Crontab Basics

Techie     May 2022

Introduction

In Linux, each user has their own crontab that can be used to schedule jobs that will be run as that user. Though crontabs are files in /var/spool/cron/crontabs, they are not intended to be edited directly. You’re therefore required to view, update and delete a user crontab file using the crontab command.


1 . View current user’s crontab.

$ crontab -l


2 . View root user’s crontab.

$ sudo crontab -l


3 . View another user’s crontab.

$ crontab -u user_name_here -l


4 . Edit a user’s crontab. NB: Always use crontab -e and never modify crontab files directly

$ crontab -u user_name_here -e


5 . Edit the root user’s crontab.

NB: Jobs scheduled in the root user crontab will be executed as root with all of its privileges.

$ sudo crontab -e


6 . Delete a user’s crontab.

NB: If you dont use the -i directive, you will not be prompted to confirm deletion.

$ crontab -u user_name_here -r -i


7 . To set a bash file to run in crontab, normally you’d make the file executable by doing chmod u+x your_bash_file.sh (executable for current user) or chmod a+x your_bash_file.sh (executable for all users). And then you’d open the crontab for editing and add this:

# m h  dom mon dow   command
00 13 * * * your_bash_file.sh

So that bash file will be executed at 13:00 PM everyday.

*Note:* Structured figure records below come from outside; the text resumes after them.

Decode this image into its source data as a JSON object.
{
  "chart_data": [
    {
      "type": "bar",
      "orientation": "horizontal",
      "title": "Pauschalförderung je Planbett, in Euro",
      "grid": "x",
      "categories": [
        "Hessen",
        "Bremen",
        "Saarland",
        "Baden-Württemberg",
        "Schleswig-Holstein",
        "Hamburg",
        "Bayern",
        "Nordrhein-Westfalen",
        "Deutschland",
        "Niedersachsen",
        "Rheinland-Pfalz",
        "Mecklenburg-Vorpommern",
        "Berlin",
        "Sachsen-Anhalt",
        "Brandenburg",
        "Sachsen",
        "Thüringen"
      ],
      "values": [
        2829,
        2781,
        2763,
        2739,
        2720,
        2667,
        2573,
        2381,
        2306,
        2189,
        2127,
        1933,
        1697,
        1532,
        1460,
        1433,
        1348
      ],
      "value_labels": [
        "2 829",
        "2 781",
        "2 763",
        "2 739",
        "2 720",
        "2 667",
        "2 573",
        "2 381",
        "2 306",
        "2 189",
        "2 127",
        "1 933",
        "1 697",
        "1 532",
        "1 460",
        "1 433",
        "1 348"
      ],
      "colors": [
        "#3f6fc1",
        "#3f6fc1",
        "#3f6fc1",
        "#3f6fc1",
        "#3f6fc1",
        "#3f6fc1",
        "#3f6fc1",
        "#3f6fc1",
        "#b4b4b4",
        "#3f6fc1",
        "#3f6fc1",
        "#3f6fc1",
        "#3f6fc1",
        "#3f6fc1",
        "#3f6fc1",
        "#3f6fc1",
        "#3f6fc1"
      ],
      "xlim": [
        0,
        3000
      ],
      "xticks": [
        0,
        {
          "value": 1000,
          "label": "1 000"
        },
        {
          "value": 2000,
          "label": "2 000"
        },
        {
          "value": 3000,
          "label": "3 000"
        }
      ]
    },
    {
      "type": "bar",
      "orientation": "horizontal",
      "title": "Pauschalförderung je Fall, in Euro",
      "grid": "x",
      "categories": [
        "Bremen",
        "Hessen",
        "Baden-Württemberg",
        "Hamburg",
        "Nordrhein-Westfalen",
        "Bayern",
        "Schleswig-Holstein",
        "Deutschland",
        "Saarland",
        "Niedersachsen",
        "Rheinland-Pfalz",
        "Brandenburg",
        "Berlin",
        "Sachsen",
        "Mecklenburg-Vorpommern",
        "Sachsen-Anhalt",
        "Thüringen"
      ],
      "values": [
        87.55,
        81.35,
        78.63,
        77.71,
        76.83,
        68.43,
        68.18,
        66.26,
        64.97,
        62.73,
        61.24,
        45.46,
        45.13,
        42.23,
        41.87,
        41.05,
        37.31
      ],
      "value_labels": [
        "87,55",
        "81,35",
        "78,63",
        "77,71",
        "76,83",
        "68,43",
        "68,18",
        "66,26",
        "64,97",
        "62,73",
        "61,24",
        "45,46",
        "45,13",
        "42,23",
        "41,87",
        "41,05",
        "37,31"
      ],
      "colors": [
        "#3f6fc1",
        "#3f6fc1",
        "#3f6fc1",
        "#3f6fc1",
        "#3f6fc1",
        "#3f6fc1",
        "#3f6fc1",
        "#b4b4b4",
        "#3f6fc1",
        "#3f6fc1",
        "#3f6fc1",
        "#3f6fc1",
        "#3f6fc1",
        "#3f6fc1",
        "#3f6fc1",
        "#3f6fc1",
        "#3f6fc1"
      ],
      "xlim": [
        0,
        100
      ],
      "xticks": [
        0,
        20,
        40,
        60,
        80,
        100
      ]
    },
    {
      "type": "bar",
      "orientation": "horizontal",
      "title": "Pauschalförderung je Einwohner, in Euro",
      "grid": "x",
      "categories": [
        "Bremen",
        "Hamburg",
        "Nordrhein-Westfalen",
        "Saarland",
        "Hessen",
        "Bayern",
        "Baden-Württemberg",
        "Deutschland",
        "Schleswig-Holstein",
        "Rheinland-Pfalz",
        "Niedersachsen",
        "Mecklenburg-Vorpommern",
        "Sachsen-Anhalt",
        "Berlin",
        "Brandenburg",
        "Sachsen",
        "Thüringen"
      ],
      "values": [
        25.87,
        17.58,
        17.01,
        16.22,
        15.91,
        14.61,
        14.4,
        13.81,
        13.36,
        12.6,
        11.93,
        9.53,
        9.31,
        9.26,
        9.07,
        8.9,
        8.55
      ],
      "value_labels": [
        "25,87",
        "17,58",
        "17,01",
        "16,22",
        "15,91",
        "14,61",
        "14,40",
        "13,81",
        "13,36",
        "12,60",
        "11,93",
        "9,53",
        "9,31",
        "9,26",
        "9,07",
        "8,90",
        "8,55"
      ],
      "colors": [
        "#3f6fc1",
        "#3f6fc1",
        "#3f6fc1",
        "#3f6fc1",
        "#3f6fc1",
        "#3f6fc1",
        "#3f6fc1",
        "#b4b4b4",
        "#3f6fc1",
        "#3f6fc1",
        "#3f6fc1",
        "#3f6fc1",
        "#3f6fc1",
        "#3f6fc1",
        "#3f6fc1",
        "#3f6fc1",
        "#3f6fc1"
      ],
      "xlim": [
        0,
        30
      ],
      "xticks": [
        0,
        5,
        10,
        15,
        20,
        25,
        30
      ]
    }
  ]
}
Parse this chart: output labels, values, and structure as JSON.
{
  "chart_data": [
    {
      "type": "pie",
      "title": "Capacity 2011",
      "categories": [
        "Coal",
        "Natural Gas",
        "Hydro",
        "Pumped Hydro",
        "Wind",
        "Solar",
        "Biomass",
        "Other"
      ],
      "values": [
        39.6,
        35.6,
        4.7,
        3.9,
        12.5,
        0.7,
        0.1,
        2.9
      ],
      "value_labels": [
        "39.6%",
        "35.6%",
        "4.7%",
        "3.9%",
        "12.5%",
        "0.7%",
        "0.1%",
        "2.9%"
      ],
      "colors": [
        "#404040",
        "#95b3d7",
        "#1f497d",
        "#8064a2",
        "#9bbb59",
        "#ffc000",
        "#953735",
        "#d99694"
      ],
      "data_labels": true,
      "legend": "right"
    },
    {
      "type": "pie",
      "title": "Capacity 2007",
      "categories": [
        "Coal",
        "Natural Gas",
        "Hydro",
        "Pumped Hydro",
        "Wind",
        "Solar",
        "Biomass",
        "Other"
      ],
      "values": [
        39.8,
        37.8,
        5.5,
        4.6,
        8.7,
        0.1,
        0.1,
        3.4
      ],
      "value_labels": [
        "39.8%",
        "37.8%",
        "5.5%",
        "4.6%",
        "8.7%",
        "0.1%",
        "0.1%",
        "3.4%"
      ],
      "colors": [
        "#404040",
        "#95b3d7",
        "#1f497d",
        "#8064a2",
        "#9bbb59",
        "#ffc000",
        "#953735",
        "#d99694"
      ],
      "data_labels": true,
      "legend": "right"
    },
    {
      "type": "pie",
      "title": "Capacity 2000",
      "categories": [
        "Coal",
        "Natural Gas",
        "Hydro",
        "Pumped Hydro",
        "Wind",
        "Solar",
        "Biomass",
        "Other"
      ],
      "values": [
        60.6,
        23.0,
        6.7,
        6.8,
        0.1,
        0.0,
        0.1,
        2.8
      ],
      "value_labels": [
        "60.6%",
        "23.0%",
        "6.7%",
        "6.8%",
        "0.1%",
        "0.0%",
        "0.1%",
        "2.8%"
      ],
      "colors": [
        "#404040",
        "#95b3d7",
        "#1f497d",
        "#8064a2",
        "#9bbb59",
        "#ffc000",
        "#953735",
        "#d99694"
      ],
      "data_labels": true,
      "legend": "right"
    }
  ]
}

Suppose you haven’t made the bash file executable, crontab could still execute it as long as you provide the path to the binary like so:

# m h  dom mon dow   command
00 13 * * * /bin/sh your_bash_file.sh    


8 . Run crontab command that reboots your machine at 22:00 on every day of the month on every month only from Monday through Friday.

# m h  dom mon dow   command
0 22 * * 1-5 reboot


9 . Suppose you want to run crontab command that executes a bash script at minute 23 past every 2nd hour between 0 (12am) and 20 (8pm), on every day of the month on every month and on every week day.

# m h  dom mon dow   command
23 0-20/2 * * * /bin/sh your_bash_file.sh  


10 . Set a time zone by adding a CRON_TZ declaration in your crontab.

# CRON_TZ=America/Los_Angeles
CRON_TZ=your_time_zone

If that doesn’t work add this instead:

# TZ=America/Los_Angeles
TZ=your_time_zone 

Or you can set the time zone on the server all together via the terminal. First view the list of time zones available:

timedatectl list-timezones

Then set your desired time zone:

sudo timedatectl set-timezone America/Los_Angeles


Thanks for reading, see you in the next one!